Immer nur auf sich selbst, auf das liebe Geld und auf teure Sachen schauen – das zeichnet nach landläufiger Meinung MaterialistInnen aus. Materialistisch zu sein, gilt als negative Eigenschaft, denn solche Menschen würden materielle Güter über Werte wie Gemeinwohl oder Rücksichtnahme stellen. Doch entspricht dieses Image der MaterialistInnen und des Materialismus wirklich den Tatsachen? Bodo B. Schlegelmilch, plädiert für eine Neueinschätzung – beruhend auf Erkenntnissen einer Studie im asiatischen Raum, die er gemeinsam mit Sandra Awanis, Lancaster University, und Charles Chi Cui, University of Manchester, durchgeführt hat.

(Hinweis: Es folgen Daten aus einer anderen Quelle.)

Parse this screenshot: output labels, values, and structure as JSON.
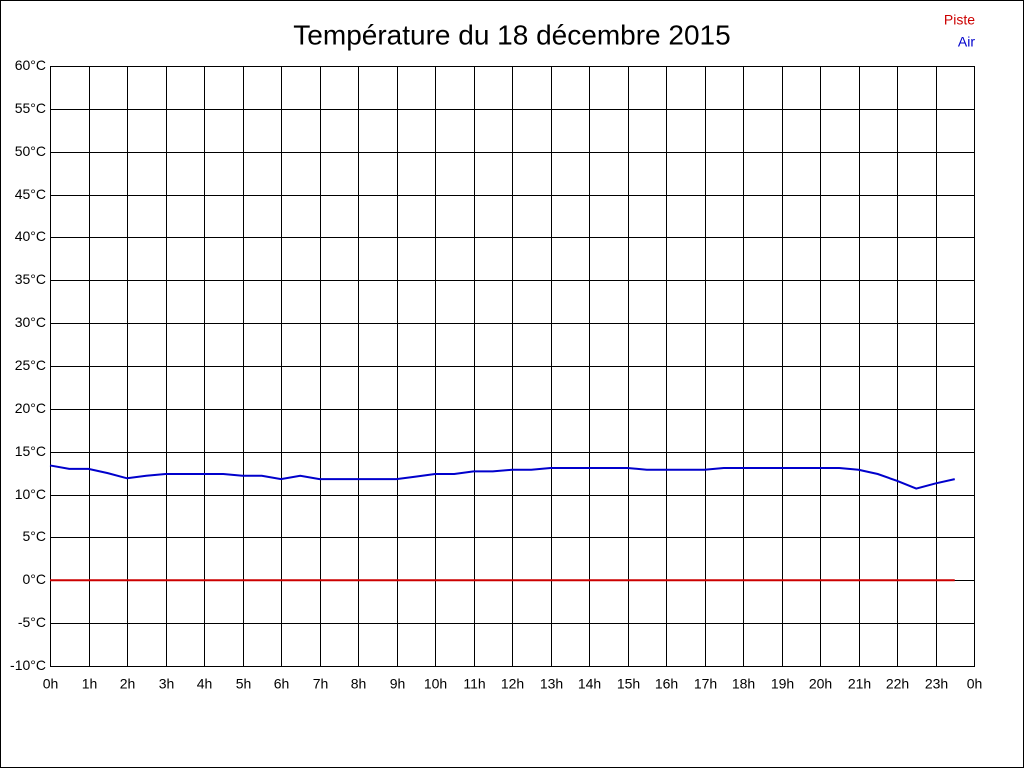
{
  "chart_data": {
    "type": "line",
    "title": "Température du 18 décembre 2015",
    "x": [
      0,
      0.5,
      1,
      1.5,
      2,
      2.5,
      3,
      3.5,
      4,
      4.5,
      5,
      5.5,
      6,
      6.5,
      7,
      7.5,
      8,
      8.5,
      9,
      9.5,
      10,
      10.5,
      11,
      11.5,
      12,
      12.5,
      13,
      13.5,
      14,
      14.5,
      15,
      15.5,
      16,
      16.5,
      17,
      17.5,
      18,
      18.5,
      19,
      19.5,
      20,
      20.5,
      21,
      21.5,
      22,
      22.5,
      23,
      23.5
    ],
    "series": [
      {
        "name": "Piste",
        "color": "#cc0000",
        "values": [
          0,
          0,
          0,
          0,
          0,
          0,
          0,
          0,
          0,
          0,
          0,
          0,
          0,
          0,
          0,
          0,
          0,
          0,
          0,
          0,
          0,
          0,
          0,
          0,
          0,
          0,
          0,
          0,
          0,
          0,
          0,
          0,
          0,
          0,
          0,
          0,
          0,
          0,
          0,
          0,
          0,
          0,
          0,
          0,
          0,
          0,
          0,
          0
        ]
      },
      {
        "name": "Air",
        "color": "#0000cc",
        "values": [
          13.4,
          13.0,
          13.0,
          12.5,
          11.9,
          12.2,
          12.4,
          12.4,
          12.4,
          12.4,
          12.2,
          12.2,
          11.8,
          12.2,
          11.8,
          11.8,
          11.8,
          11.8,
          11.8,
          12.1,
          12.4,
          12.4,
          12.7,
          12.7,
          12.9,
          12.9,
          13.1,
          13.1,
          13.1,
          13.1,
          13.1,
          12.9,
          12.9,
          12.9,
          12.9,
          13.1,
          13.1,
          13.1,
          13.1,
          13.1,
          13.1,
          13.1,
          12.9,
          12.4,
          11.6,
          10.7,
          11.3,
          11.8
        ]
      }
    ],
    "xlim": [
      0,
      24
    ],
    "xticks": [
      {
        "value": 0,
        "label": "0h"
      },
      {
        "value": 1,
        "label": "1h"
      },
      {
        "value": 2,
        "label": "2h"
      },
      {
        "value": 3,
        "label": "3h"
      },
      {
        "value": 4,
        "label": "4h"
      },
      {
        "value": 5,
        "label": "5h"
      },
      {
        "value": 6,
        "label": "6h"
      },
      {
        "value": 7,
        "label": "7h"
      },
      {
        "value": 8,
        "label": "8h"
      },
      {
        "value": 9,
        "label": "9h"
      },
      {
        "value": 10,
        "label": "10h"
      },
      {
        "value": 11,
        "label": "11h"
      },
      {
        "value": 12,
        "label": "12h"
      },
      {
        "value": 13,
        "label": "13h"
      },
      {
        "value": 14,
        "label": "14h"
      },
      {
        "value": 15,
        "label": "15h"
      },
      {
        "value": 16,
        "label": "16h"
      },
      {
        "value": 17,
        "label": "17h"
      },
      {
        "value": 18,
        "label": "18h"
      },
      {
        "value": 19,
        "label": "19h"
      },
      {
        "value": 20,
        "label": "20h"
      },
      {
        "value": 21,
        "label": "21h"
      },
      {
        "value": 22,
        "label": "22h"
      },
      {
        "value": 23,
        "label": "23h"
      },
      {
        "value": 24,
        "label": "0h"
      }
    ],
    "ylim": [
      -10,
      60
    ],
    "yticks": [
      {
        "value": -10,
        "label": "-10°C"
      },
      {
        "value": -5,
        "label": "-5°C"
      },
      {
        "value": 0,
        "label": "0°C"
      },
      {
        "value": 5,
        "label": "5°C"
      },
      {
        "value": 10,
        "label": "10°C"
      },
      {
        "value": 15,
        "label": "15°C"
      },
      {
        "value": 20,
        "label": "20°C"
      },
      {
        "value": 25,
        "label": "25°C"
      },
      {
        "value": 30,
        "label": "30°C"
      },
      {
        "value": 35,
        "label": "35°C"
      },
      {
        "value": 40,
        "label": "40°C"
      },
      {
        "value": 45,
        "label": "45°C"
      },
      {
        "value": 50,
        "label": "50°C"
      },
      {
        "value": 55,
        "label": "55°C"
      },
      {
        "value": 60,
        "label": "60°C"
      }
    ],
    "grid": true,
    "legend": "top-right"
  }
}
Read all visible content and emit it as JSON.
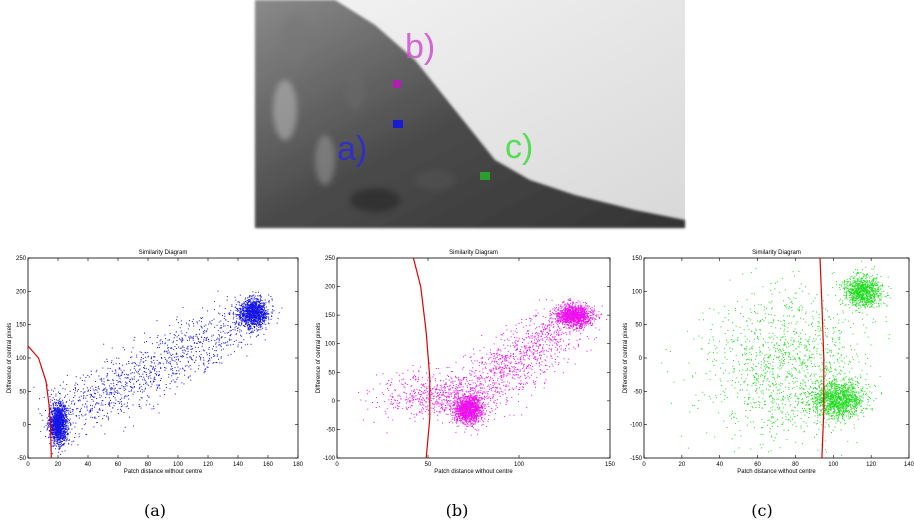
{
  "photo": {
    "labels": [
      {
        "text": "b)",
        "color": "#d14fd1"
      },
      {
        "text": "a)",
        "color": "#2a2ad9"
      },
      {
        "text": "c)",
        "color": "#3fdc3f"
      }
    ]
  },
  "captions": [
    "(a)",
    "(b)",
    "(c)"
  ],
  "chart_data": [
    {
      "type": "scatter",
      "title": "Similarity Diagram",
      "xlabel": "Patch distance without centre",
      "ylabel": "Difference of central pixels",
      "xlim": [
        0,
        180
      ],
      "ylim": [
        -50,
        250
      ],
      "xticks": [
        0,
        20,
        40,
        60,
        80,
        100,
        120,
        140,
        160,
        180
      ],
      "yticks": [
        -50,
        0,
        50,
        100,
        150,
        200,
        250
      ],
      "color": "#1515e6",
      "clusters": [
        {
          "cx": 20,
          "cy": 2,
          "sx": 3,
          "sy": 15,
          "n": 1400
        },
        {
          "cx": 150,
          "cy": 168,
          "sx": 5,
          "sy": 11,
          "n": 1200
        },
        {
          "from": [
            25,
            15
          ],
          "to": [
            140,
            155
          ],
          "spread": 20,
          "n": 1100
        }
      ],
      "curve": {
        "color": "#e00000",
        "points": [
          [
            0,
            118
          ],
          [
            7,
            100
          ],
          [
            12,
            65
          ],
          [
            14,
            30
          ],
          [
            15,
            0
          ],
          [
            15.5,
            -50
          ]
        ]
      }
    },
    {
      "type": "scatter",
      "title": "Similarity Diagram",
      "xlabel": "Patch distance without centre",
      "ylabel": "Difference of central pixels",
      "xlim": [
        0,
        150
      ],
      "ylim": [
        -100,
        250
      ],
      "xticks": [
        0,
        50,
        100,
        150
      ],
      "yticks": [
        -100,
        -50,
        0,
        50,
        100,
        150,
        200,
        250
      ],
      "color": "#ee10ee",
      "clusters": [
        {
          "cx": 72,
          "cy": -15,
          "sx": 4,
          "sy": 12,
          "n": 1300
        },
        {
          "cx": 130,
          "cy": 150,
          "sx": 5,
          "sy": 10,
          "n": 1200
        },
        {
          "from": [
            70,
            0
          ],
          "to": [
            125,
            140
          ],
          "spread": 18,
          "n": 1000
        },
        {
          "cx": 52,
          "cy": 10,
          "sx": 15,
          "sy": 20,
          "n": 500
        }
      ],
      "curve": {
        "color": "#e00000",
        "points": [
          [
            42,
            250
          ],
          [
            46,
            200
          ],
          [
            49,
            120
          ],
          [
            51,
            40
          ],
          [
            51,
            -30
          ],
          [
            49,
            -100
          ]
        ]
      }
    },
    {
      "type": "scatter",
      "title": "Similarity Diagram",
      "xlabel": "Patch distance without centre",
      "ylabel": "Difference of central pixels",
      "xlim": [
        0,
        140
      ],
      "ylim": [
        -150,
        150
      ],
      "xticks": [
        0,
        20,
        40,
        60,
        80,
        100,
        120,
        140
      ],
      "yticks": [
        -150,
        -100,
        -50,
        0,
        50,
        100,
        150
      ],
      "color": "#22dd22",
      "clusters": [
        {
          "cx": 102,
          "cy": -62,
          "sx": 7,
          "sy": 14,
          "n": 1300
        },
        {
          "cx": 115,
          "cy": 100,
          "sx": 5,
          "sy": 12,
          "n": 1000
        },
        {
          "cx": 75,
          "cy": -10,
          "sx": 22,
          "sy": 55,
          "n": 1300
        }
      ],
      "curve": {
        "color": "#e00000",
        "points": [
          [
            93,
            150
          ],
          [
            94,
            80
          ],
          [
            95,
            0
          ],
          [
            95,
            -80
          ],
          [
            94,
            -150
          ]
        ]
      }
    }
  ]
}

„Materialismus wird speziell in den USA und Westeuropa mit Menschen in Zusammenhang gebracht, die selbstbezogen und egozentrisch sind, sich nur für Güter und nicht für andere Menschen interessieren“, sagt Schlegelmilch. Doch diese Sichtweise ist oberflächlich, wie die Studie gezeigt habe. So werde in asiatischen Ländern wie China der Erwerb von Waren dazu benutzt, seiner Familie und dem Freundeskreis einen bestimmten Status zu verleihen – das gilt im Besonderen für Luxusgüter. Man denkt keineswegs nur an sich selbst, sondern an eine Gruppe – zum Beispiel eben die Familie. Hier treffen also eine kollektivistische Kultur und ein Materialismus aufeinander, der sich unter anderem in der Zurschaustellung teurer Markenwaren zeigt. Wie passt das zusammen?
Die Antwort: Während im Westen Materialismus und Gemeinschaftswerte als Kontraste gesehen werden, gilt Materialismus im Osten als Teil einer Gemeinschaftskultur. „Die Materialisten tun etwas für ihre Umgebung, sie kümmern sich um ihr Umfeld“, erläutert Schlegelmilch.
Überhaupt stellt sich die Frage, ob die simple Zuweisung von Eigenschaften wie gut oder böse beim Materialismus sinnvoll ist. Schlegelmilch glaubt, dass eine differenzierte Sicht nötig sei. „Nicht jeder, der materialistische Tendenzen hat, ist per se schlecht.“ Die Studie hat auch gezeigt, dass MaterialistInnen generell eher auf der Suche nach Bedeutung statt nach Status sind. Sie nutzen also beispielsweise umweltfreundliche Produkte wie Elektroautos, um in der Öffentlichkeit Altruismus unter Beweis zu stellen und um auf sich sowie auf andere – etwa die eigene Familie – ein gutes Licht zu werfen.
Wie kann eine zunehmend materialistische Gesellschaft nun aber dazu gebracht werden, das große Gemeinsame zu betonen statt beispielsweise der reinen Verschwendung zu verfallen? Es kommt auf den Gemeinschaftswert an, haben die WissenschaftlerInnen herausgefunden: Asiatische Gemeinschaften fokussieren auf Werte rund um zwischenmenschliche Beziehungen, etwa Familienpflichten. Westliche Gesellschaften indes tendieren eher dazu, abstrakte und spirituelle Werte wie Gleichheit oder Gerechtigkeit zu betonen.
Prof. Bodo B. Schlegelmilch
Was bedeutet dies nun für die Praxis? Es könnte beispielsweise über die Werbung versucht werden, die materialistischen Tendenzen einer Gesellschaft dahingehend zu mobilisieren, dass soziale Programme wie aktuell etwa die Flüchtlingshilfe unterstützt werden – über den Konsum wird somit eine soziale Identität geschaffen. Was wiederum allen zu Gute kommt.